Comparing Two Proportions (Two-Sample Z-Test)
Minimum $n$ per group to detect a difference $|p_1 - p_2|$ at power $= 0.80$, assuming $p_1 \approx p_2 \approx 0.50$.
| Detectable Difference | $\alpha = 0.10$ | $\alpha = 0.05$ | $\alpha = 0.01$ |
|---|---|---|---|
| 0.02 | 3,382 | 4,802 | 8,294 |
| 0.05 | 542 | 769 | 1,327 |
| 0.10 | 136 | 193 | 332 |
| 0.15 | 60 | 86 | 148 |
| 0.20 | 34 | 49 | 84 |
Detecting a Non-Zero Mean Return (One-Sample t-Test)
Minimum $n$ to detect a mean return $\mu$ when returns have standard deviation $\sigma$ (expressed as effect size $d = \mu / \sigma$) at power $= 0.80$.
| Effect Size ($d$) | Description | $\alpha = 0.10$ | $\alpha = 0.05$ | $\alpha = 0.01$ |
|---|---|---|---|---|
| 0.05 | Very small edge | 2,714 | 3,848 | 6,632 |
| 0.10 | Small edge | 679 | 963 | 1,659 |
| 0.20 | Small-medium edge | 170 | 241 | 415 |
| 0.30 | Medium edge | 76 | 108 | 185 |
| 0.50 | Large edge | 28 | 39 | 67 |
| 0.80 | Very large edge | 11 | 15 | 27 |
Practical implications for prediction market trading:
- Edges in prediction markets are typically small ($d$ between 0.05 and 0.20).
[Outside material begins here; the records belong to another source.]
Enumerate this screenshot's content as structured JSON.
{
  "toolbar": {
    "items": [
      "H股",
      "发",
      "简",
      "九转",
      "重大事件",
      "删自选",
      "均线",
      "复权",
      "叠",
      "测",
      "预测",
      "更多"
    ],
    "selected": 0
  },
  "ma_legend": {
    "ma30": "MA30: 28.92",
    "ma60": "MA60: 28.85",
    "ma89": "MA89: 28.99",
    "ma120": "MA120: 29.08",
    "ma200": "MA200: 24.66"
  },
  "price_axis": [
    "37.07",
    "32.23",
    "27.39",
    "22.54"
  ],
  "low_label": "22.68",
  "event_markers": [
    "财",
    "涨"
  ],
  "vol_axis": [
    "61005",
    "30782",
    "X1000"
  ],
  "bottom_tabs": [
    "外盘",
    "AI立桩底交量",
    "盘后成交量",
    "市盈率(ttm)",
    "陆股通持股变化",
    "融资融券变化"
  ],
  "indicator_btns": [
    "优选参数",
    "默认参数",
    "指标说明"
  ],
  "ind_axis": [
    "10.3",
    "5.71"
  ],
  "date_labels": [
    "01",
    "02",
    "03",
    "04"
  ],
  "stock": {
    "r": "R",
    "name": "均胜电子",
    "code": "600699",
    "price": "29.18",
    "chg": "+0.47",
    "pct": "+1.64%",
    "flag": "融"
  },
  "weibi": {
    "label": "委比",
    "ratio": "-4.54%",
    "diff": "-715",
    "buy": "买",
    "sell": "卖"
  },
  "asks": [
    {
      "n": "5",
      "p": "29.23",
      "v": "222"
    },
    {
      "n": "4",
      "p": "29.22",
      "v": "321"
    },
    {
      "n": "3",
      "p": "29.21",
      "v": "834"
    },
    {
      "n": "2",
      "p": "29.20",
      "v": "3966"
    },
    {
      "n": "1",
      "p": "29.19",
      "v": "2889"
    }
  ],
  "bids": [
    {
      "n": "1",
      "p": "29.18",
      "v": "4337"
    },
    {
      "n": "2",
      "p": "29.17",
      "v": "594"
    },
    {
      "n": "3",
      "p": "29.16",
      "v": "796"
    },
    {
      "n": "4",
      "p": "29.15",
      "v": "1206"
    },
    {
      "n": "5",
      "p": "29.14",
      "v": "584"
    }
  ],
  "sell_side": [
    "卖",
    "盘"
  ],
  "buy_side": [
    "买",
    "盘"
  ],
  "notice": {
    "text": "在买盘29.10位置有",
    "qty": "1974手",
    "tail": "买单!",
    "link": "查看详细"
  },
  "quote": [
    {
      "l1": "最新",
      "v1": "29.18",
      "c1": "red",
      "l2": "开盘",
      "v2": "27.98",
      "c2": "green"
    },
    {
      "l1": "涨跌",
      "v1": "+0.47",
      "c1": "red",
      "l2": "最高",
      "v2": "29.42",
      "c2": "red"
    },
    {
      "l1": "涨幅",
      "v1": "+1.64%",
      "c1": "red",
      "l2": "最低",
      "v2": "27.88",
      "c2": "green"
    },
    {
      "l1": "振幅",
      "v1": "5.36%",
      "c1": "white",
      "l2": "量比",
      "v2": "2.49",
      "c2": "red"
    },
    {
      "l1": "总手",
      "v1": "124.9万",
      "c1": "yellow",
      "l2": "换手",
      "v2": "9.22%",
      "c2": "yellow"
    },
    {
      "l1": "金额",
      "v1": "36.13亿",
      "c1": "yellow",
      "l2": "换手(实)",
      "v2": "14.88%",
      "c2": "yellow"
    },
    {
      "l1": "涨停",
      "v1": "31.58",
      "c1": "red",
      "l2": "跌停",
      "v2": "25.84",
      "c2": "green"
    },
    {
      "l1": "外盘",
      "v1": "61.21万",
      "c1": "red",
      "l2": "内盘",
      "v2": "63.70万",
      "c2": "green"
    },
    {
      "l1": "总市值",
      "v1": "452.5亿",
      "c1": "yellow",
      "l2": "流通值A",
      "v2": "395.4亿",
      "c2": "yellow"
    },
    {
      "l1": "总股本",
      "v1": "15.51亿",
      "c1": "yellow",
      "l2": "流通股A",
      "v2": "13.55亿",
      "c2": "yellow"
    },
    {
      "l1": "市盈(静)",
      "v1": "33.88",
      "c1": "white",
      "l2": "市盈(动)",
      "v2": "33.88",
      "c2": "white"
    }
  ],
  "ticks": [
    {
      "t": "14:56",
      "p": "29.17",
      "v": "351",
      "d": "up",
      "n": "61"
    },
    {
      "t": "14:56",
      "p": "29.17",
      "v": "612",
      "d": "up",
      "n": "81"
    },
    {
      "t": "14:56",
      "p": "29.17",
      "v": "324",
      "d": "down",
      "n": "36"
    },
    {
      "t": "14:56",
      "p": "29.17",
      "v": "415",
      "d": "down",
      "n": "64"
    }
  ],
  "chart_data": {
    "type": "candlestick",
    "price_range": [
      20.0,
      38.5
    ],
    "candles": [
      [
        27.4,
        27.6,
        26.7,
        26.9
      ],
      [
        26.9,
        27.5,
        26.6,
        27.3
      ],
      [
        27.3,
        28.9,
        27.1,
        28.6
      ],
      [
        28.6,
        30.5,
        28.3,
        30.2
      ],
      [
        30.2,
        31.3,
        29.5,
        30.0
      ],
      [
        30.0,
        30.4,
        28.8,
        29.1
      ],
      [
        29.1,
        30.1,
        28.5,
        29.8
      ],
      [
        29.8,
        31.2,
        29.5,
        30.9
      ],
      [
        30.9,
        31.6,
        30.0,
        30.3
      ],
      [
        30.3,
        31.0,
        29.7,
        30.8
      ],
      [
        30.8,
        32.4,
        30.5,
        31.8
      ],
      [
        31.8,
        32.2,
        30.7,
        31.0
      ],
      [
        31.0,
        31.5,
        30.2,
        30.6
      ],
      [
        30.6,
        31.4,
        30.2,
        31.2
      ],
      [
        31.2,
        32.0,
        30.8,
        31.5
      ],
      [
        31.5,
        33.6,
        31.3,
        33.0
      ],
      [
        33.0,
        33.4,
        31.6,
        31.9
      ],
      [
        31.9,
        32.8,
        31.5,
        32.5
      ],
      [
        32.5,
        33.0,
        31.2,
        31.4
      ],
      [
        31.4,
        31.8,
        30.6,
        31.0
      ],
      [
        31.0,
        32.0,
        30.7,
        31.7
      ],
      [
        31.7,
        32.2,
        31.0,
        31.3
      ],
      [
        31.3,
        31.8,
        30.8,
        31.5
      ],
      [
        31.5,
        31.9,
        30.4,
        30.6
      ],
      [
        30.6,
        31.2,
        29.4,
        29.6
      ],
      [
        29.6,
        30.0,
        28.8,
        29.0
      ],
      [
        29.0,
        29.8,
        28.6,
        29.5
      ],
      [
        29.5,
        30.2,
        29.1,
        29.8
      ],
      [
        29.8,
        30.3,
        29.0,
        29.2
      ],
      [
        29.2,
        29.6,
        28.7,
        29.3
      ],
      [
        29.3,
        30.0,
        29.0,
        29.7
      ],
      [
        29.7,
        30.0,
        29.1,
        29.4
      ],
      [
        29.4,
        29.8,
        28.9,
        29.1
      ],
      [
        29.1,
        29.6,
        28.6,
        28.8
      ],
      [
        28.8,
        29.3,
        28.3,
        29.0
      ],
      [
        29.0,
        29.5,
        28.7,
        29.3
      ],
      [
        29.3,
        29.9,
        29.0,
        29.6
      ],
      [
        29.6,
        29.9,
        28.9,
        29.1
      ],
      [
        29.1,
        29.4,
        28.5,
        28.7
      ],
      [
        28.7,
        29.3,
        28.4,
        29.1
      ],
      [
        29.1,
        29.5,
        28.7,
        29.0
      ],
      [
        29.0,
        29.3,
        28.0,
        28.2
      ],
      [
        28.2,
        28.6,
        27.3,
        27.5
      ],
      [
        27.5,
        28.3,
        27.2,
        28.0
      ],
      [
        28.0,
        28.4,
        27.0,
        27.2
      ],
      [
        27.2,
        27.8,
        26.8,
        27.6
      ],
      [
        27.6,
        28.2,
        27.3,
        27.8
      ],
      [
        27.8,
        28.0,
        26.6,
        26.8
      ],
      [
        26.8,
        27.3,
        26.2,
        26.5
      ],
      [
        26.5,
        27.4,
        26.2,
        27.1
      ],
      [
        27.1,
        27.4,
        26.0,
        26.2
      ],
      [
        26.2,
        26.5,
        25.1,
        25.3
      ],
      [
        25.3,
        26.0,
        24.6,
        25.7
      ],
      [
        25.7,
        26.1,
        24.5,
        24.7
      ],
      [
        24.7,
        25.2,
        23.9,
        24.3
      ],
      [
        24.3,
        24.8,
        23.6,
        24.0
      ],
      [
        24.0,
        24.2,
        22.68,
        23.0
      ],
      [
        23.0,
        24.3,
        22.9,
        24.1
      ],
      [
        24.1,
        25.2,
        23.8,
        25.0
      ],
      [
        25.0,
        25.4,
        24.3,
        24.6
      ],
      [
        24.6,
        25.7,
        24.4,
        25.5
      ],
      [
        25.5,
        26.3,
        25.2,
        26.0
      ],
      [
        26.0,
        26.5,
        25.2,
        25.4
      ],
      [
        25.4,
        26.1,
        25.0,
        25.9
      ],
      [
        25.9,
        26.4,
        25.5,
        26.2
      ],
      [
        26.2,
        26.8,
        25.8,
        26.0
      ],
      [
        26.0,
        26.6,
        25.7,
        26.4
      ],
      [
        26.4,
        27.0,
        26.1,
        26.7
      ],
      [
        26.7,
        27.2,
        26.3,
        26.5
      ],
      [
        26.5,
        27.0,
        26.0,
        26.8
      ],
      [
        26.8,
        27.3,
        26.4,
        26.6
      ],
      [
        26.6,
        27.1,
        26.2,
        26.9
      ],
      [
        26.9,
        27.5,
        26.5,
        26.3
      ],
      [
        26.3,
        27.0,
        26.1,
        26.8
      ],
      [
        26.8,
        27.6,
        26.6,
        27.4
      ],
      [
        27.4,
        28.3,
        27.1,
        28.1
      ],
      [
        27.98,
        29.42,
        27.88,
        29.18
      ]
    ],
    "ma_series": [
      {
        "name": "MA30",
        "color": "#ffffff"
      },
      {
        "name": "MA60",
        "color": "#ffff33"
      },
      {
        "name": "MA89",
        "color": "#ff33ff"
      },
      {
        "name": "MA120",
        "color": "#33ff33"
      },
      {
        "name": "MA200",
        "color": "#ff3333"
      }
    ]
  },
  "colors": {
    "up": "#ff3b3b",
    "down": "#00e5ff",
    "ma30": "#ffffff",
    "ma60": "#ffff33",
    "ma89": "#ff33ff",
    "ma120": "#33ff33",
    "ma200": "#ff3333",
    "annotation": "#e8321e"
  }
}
This means hundreds or thousands of trades may be needed to confirm that a strategy genuinely produces positive returns.
- Strategies that produce large per-trade returns ($d > 0.50$) are rare and usually involve illiquid or niche markets.
- When backtesting over limited historical data, be cautious about claiming statistical significance. These sample size requirements explain why many apparently profitable backtests fail to replicate out of sample.
- For calibration testing, a minimum of approximately 100 forecasts per probability bin is recommended for reliable assessment.
Summary. The tables in this appendix support the quantitative analyses presented throughout the book. The z-table and t-table underpin hypothesis testing for strategy evaluation. The probability conversion table is essential for moving between prediction market prices and traditional odds formats. The Kelly table provides quick sizing decisions. The Brier score reference supports forecast evaluation, and the sample size tables provide realistic expectations about how much data is required to draw confident conclusions about trading performance.